A expulsão de Jorge Carrascal durante a partida entre Flamengo e Corinthians, realizada no dia 01 de fevereiro de 2026, gerou repercussão no meio esportivo. Especialistas questionam a atuação do VAR e a interferência de Péricles Bassols, coordenador do VAR no Brasil. A análise foi destacada por Paulo Caravina, que apontou irregularidades no processo.

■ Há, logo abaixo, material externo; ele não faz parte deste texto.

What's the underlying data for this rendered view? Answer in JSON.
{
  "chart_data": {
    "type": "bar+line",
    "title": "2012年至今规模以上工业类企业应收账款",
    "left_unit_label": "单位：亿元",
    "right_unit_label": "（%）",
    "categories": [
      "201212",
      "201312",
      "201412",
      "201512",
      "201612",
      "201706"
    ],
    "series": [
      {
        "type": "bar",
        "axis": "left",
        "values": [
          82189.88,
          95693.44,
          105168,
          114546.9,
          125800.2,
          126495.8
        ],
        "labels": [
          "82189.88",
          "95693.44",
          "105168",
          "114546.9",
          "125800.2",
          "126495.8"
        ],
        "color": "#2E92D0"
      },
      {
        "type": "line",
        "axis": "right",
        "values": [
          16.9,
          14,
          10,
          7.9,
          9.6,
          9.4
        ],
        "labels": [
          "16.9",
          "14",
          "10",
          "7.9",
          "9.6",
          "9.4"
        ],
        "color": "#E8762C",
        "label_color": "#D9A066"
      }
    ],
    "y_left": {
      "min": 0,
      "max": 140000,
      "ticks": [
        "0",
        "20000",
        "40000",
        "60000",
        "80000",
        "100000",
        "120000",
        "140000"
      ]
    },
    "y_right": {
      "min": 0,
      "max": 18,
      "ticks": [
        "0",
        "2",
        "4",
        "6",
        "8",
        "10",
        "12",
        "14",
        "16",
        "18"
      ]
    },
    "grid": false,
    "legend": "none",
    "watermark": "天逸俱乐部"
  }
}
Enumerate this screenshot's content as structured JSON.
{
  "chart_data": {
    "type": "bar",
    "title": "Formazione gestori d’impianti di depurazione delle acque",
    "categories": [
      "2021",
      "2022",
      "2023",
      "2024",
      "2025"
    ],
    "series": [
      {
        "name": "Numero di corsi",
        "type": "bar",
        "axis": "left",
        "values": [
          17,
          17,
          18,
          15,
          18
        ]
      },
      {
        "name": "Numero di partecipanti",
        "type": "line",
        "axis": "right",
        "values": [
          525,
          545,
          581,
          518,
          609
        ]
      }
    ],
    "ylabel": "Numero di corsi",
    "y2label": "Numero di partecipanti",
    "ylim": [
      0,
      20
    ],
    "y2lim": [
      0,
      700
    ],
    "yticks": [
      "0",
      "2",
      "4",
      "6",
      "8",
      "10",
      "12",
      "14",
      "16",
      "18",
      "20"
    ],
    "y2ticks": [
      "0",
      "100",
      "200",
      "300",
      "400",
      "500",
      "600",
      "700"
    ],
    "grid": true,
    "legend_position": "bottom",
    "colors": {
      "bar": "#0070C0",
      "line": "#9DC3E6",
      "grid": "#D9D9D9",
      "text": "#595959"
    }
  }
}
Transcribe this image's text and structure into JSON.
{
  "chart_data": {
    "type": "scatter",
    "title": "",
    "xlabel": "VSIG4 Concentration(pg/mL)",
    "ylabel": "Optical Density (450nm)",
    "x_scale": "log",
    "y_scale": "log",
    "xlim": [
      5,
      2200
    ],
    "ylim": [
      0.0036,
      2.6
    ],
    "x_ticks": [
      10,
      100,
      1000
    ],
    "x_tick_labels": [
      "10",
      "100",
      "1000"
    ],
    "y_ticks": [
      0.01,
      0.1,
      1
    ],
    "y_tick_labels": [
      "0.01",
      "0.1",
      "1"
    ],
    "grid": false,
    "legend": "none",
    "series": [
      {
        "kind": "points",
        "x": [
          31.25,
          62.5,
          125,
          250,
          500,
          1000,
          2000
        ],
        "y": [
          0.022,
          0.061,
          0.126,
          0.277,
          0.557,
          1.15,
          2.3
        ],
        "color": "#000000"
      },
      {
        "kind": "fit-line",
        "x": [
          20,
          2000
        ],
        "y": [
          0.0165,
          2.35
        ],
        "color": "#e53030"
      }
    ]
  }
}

Carrascal foi expulso após acertar uma cotovelada em Breno Bidon, em um lance que ocorreu nos minutos finais do primeiro tempo. O árbitro Rafael Klein encerrou a primeira etapa sem revisar a jogada. No entanto, ao retornar do intervalo, a cabine do VAR informou que havia novas imagens, levando à decisão de expulsar o jogador do Flamengo antes do início do segundo tempo.
Análise do lance
O protocolo da Confederação Brasileira de Futebol (CBF) estabelece que o observador de VAR não deve interagir com o árbitro durante a análise de um lance. Caravina destacou:
"Eu constatei que o Péricles Bassols, que é o coordenador do VAR no Brasil, na CBF, ele participa do jogo e ele não pode participar do jogo, ele não pode interagir com o Rodolpho Toski quando ele está falando de um lance. Ele estava trabalhando como observador de VAR e ele não pode interagir nem com o VAR e nem com AVAR."
Desempenho das equipes
Na partida, o Corinthians começou de forma mais incisiva, mas o Flamengo se impôs e teve oportunidades de abrir o placar. Entretanto, aos 26 minutos, o Corinthians marcou o primeiro gol em uma jogada ensaiada após escanteio. No segundo tempo, mesmo jogando com um a menos, o Flamengo não conseguiu igualar o marcador. O Corinthians, por sua vez, ampliou a vantagem aos 54 minutos com um gol de Yuri Alberto, garantindo assim o título da Supercopa do Brasil.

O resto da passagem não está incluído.